External Genitalia Trauma - Genital Gear Gaffes
- Penile Trauma:
- Fracture ("Eggplant Sign"): Tunica albuginea rupture (often coitus-related). Urgent surgical repair.
- Zipper Entrapment: Common in boys. Mineral oil, gentle release. Rarely, dorsal slit.
- Strangulation (rings/bands): Remove constricting object; may need specialized tools.
- Testicular Trauma:
- Blunt (sports, kicks): Hematoma, contusion, rupture. Ultrasound is diagnostic.
- Scrotal Avulsion (degloving): Requires skin grafting or thigh pouches for testicular preservation.
- Female Vulvar Trauma:
- Straddle injuries: Most common. Results in hematomas, lacerations. Often conservative management.
⭐ Testicular rupture: High suspicion with direct trauma, severe pain, nausea/vomiting. Surgical exploration within 72 hours offers best salvage rates.

High‑Yield Points - ⚡ Biggest Takeaways
- Renal trauma is most common, usually blunt; hematuria is a cardinal sign, but not always present.
- CT with IV contrast is the diagnostic gold standard for renal and ureteric injuries.

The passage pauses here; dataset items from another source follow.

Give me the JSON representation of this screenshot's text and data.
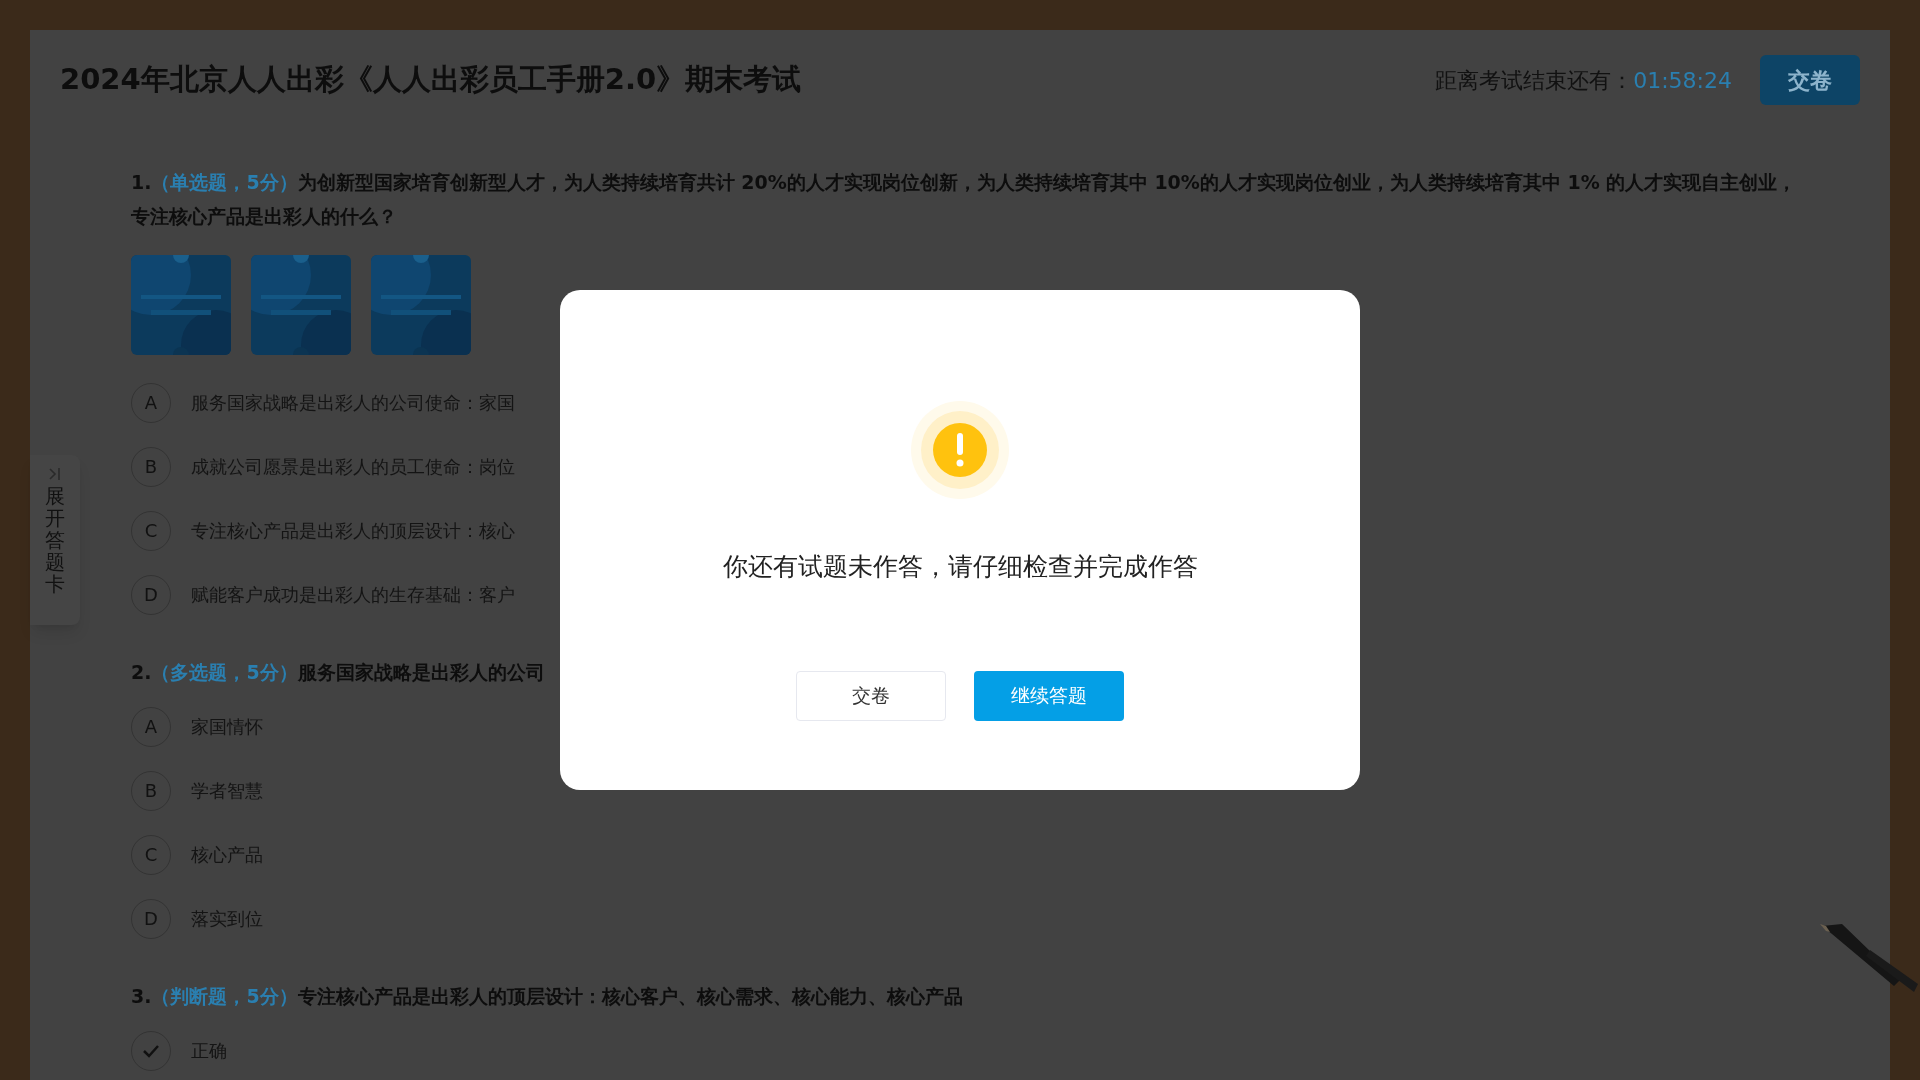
{
  "exam": {
    "title": "2024年北京人人出彩《人人出彩员工手册2.0》期末考试",
    "timer_label": "距离考试结束还有：",
    "timer_value": "01:58:24",
    "submit_button": "交卷"
  },
  "side_tab": {
    "label": "展开答题卡"
  },
  "questions": [
    {
      "number": "1.",
      "type_tag": "（单选题，5分）",
      "text": "为创新型国家培育创新型人才，为人类持续培育共计 20%的人才实现岗位创新，为人类持续培育其中 10%的人才实现岗位创业，为人类持续培育其中 1% 的人才实现自主创业，专注核心产品是出彩人的什么？",
      "options": [
        {
          "kind": "letter",
          "letter": "A",
          "text": "服务国家战略是出彩人的公司使命：家国"
        },
        {
          "kind": "letter",
          "letter": "B",
          "text": "成就公司愿景是出彩人的员工使命：岗位"
        },
        {
          "kind": "letter",
          "letter": "C",
          "text": "专注核心产品是出彩人的顶层设计：核心"
        },
        {
          "kind": "letter",
          "letter": "D",
          "text": "赋能客户成功是出彩人的生存基础：客户"
        }
      ]
    },
    {
      "number": "2.",
      "type_tag": "（多选题，5分）",
      "text": "服务国家战略是出彩人的公司",
      "options": [
        {
          "kind": "letter",
          "letter": "A",
          "text": "家国情怀"
        },
        {
          "kind": "letter",
          "letter": "B",
          "text": "学者智慧"
        },
        {
          "kind": "letter",
          "letter": "C",
          "text": "核心产品"
        },
        {
          "kind": "letter",
          "letter": "D",
          "text": "落实到位"
        }
      ]
    },
    {
      "number": "3.",
      "type_tag": "（判断题，5分）",
      "text": "专注核心产品是出彩人的顶层设计：核心客户、核心需求、核心能力、核心产品",
      "options": [
        {
          "kind": "check",
          "text": "正确"
        }
      ]
    }
  ],
  "dialog": {
    "message": "你还有试题未作答，请仔细检查并完成作答",
    "buttons": [
      {
        "kind": "secondary",
        "label": "交卷"
      },
      {
        "kind": "primary",
        "label": "继续答题"
      }
    ]
  }
}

- Posterior urethral injury is often linked to pelvic fractures; suspect with blood at meatus or high-riding prostate.
- Intraperitoneal bladder rupture (dome) mandates surgical repair; extraperitoneal often managed conservatively.
- Testicular rupture requires prompt surgical exploration and repair to salvage the testis.